During the holiday season there are more activities available in a single night than at any other time of the year. And this weekend was no exception: Holiday show, holiday party and holiday bar discounts.
Larrymore, the Russian and I began the evening at the Jackie Beat show. The Russian had gone the year prior and knew the rest of us would appreciate the depraved humor, he was correct. As our hostess belted out dirty songs and cutting remarks the room was a continuous eruption of laughter. If you’re looking to make plans for next year be sure to check out the video at the bottom of the page – well worth the ticket price!
But after a drag queen’s show and two glasses of wine our trio was forced to forge ahead in the pelting snow to reach our next destination: HK House Party. Considering that is was snowing inside and out, I do recall we all had a good time. There was one short-lived appearance by Mr. Kitty. We weren’t able to talk, but he positioned himself outside the bathroom door at one point so we were face-to-face when I exited. Thinking it was funny, and knowing it would be awkward, as he spoke I leaned in until our noses were touching. It’s fun to watch what happens when you make people uncomfortable. Unless it’s me that’s uncomfortable, that I despise. Mr. Kitty and his friends left ten minutes later – though I don’t think it had anything to do with me.
After no time at all we migrated to the bar, soaked and looking like shit. But we were drunk and having a fantastic time. Now, when I’m sober I have the urge to text Late Night, but when I’m drunk I really have the urge and it’s usually uncontrollable. As luck would have it he wasn’t too far and was willing to stop by Industry. Ten drunk seconds after making this plan I started mentally shitting myself as I was putting Late Night, and both our friends in the same place. I enjoy living in this pretend world where I control everything, this was definitely a situation that I wouldn’t be able to manipulate. What if Late Night arrived and my friends hate him? What if Late Night hated my friends?
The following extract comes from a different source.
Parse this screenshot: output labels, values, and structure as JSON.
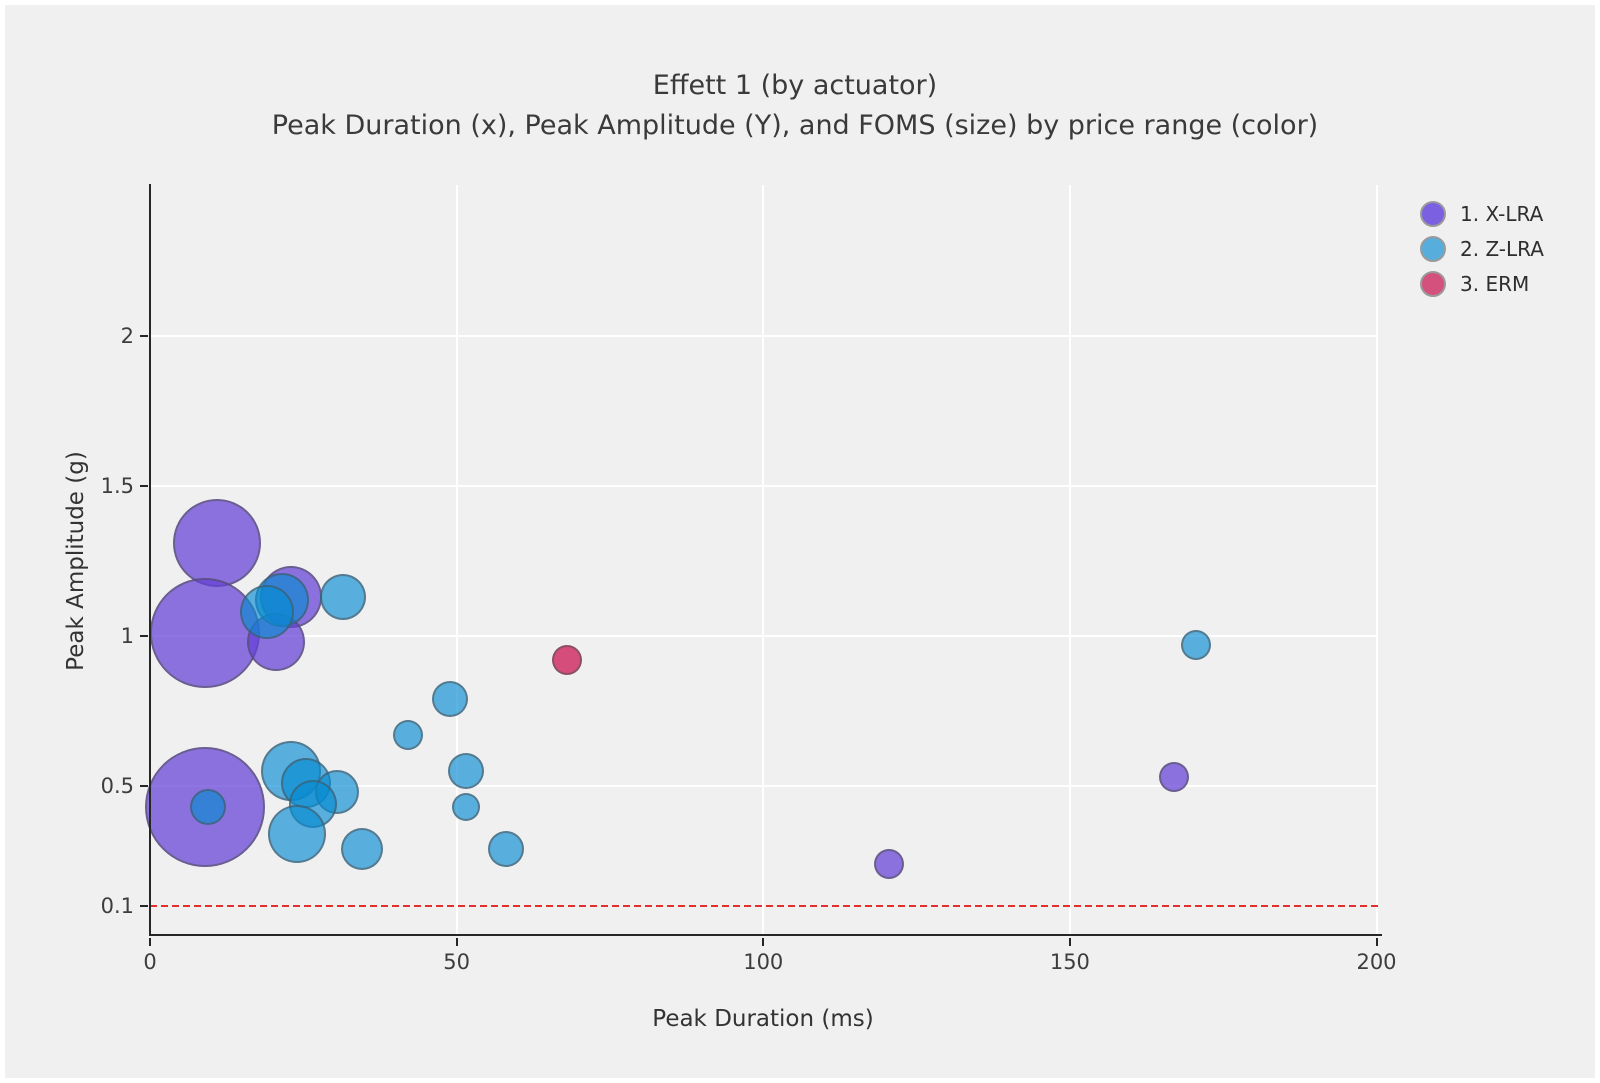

What if a gay-turf-war-knife-fight broke out and there was a slew of casualties? Ok, that almost never happens, but you get the idea.
Late Night and his friends arrived, we did introductions and all was going well. Then I heard Late Night say to the Russian, “You know who I am, right?” This is the part where all the little tid bits I share here can flare up and burn off my eyebrows. Thank little baby Jesus that my friends are incredibly cool and Late Night takes my blog with a giant grain of salt. The panic began to subside, and my friends as well as Late Night’s had vanished, leaving us to make out in the corner. I actually felt bad about this, not because I care if anyone sees [other than friends], but Foxxy Business had been chastised the night before for doing the same thing. Now I was entering the slutty tongue club: shame. But again, once drunk there’s really no controlling my already questionable actions.
Surviving all of this, the night had one more plot twist in store, we all ended up at Late Night’s friends apartment. An amazing place on the forty-something floor of a new building. I recall mentioning it would be perfect to jump from if ever suicidal, it really would be, you’d hit the ground so fast there wouldn’t be time for a second thought. Just a fun fact for anyone on the hunt for a new apartment or location to leap.
And once the night truly wrapped up and we shuffled into cabs going opposite directions, I realized that even though I had no control over the evening once it was set in motion, it still turned out to be pretty spectacular…Christmas songs and all.